The Whirlpool was estimated to have been formed approximately 4,200 years ago by the upstream erosion of the Niagara Escarpment by the Niagara River. Trillions of gallons of water pours through the narrow gorge and creates a fury of ferocious Class 6 Whirlpool Rapids. The water that travels through the rapids here clock in at 48 km/hr!
The White Water Walk takes you down in an elevator 70 metres, through a tunnel, and then out onto the boardwalk. The boardwalk runs for 1000 feet and contains stairs and two areas to witness the rapids at full speed at the very edge of the river.
This attraction is wheelchair accessible.
White Water Walk Commemorative Panel Honouring Harriet Tubman’s Historic Crossing into Canada
The Niagara Parks Commission has commemorative panels honouring Harriet Tubman's life and her historic passage of the Niagara River in 1856, which led to the arrival of freedom seekers in Canada. At the White Water Walk and Whirlpool Bridge’s entry, look for the sequence of plaques.

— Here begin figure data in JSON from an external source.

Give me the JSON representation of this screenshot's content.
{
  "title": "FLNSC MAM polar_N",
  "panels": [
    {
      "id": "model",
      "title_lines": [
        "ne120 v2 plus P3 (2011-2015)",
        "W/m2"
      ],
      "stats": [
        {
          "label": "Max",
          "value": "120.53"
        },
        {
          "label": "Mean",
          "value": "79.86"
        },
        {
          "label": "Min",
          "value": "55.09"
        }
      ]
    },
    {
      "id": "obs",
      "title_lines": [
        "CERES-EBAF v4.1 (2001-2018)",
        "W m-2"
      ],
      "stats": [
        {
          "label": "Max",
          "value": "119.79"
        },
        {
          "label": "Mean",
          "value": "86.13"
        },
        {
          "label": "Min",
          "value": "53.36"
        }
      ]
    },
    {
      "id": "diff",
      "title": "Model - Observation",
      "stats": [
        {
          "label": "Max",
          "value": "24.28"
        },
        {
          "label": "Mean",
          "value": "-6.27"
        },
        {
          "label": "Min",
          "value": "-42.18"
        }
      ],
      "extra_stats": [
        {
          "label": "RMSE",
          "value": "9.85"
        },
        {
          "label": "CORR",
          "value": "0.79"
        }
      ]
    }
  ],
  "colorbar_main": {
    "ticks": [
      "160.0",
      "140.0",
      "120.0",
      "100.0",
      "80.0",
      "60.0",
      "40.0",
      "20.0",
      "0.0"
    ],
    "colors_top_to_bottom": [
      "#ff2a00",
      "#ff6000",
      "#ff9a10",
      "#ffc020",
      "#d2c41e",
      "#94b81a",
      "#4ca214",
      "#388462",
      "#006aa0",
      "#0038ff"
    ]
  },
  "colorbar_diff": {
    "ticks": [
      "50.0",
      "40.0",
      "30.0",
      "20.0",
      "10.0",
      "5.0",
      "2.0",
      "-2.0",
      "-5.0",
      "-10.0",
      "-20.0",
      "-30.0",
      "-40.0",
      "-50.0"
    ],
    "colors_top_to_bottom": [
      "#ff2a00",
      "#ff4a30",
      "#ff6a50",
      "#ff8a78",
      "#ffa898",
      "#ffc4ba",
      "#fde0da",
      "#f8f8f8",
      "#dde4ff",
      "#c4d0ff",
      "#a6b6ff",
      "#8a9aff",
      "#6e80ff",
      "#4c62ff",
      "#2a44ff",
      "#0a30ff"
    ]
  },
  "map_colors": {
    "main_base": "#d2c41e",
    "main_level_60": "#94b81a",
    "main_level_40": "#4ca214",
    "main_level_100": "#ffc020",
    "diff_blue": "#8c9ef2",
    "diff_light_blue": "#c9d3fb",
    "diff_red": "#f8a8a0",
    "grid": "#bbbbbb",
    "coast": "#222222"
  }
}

From her beginnings as a child slave in Maryland through her escape to freedom and subsequent role as the most famous conductor of the Underground Railroad, Harriet Tubman's biography is chronicled in the Interpretive Panels. When the United States passed the Fugitive Slave Act in 1850, it resulted in the arrest and kidnapping of freedom seekers and free blacks living in the free Northern States. Harriet Tubman's Underground Railroad route was extended into Canada, and she established a base of operations in neighbouring St. Catharines, Canada West, as a result of the enactment of this legislation (present day Ontario).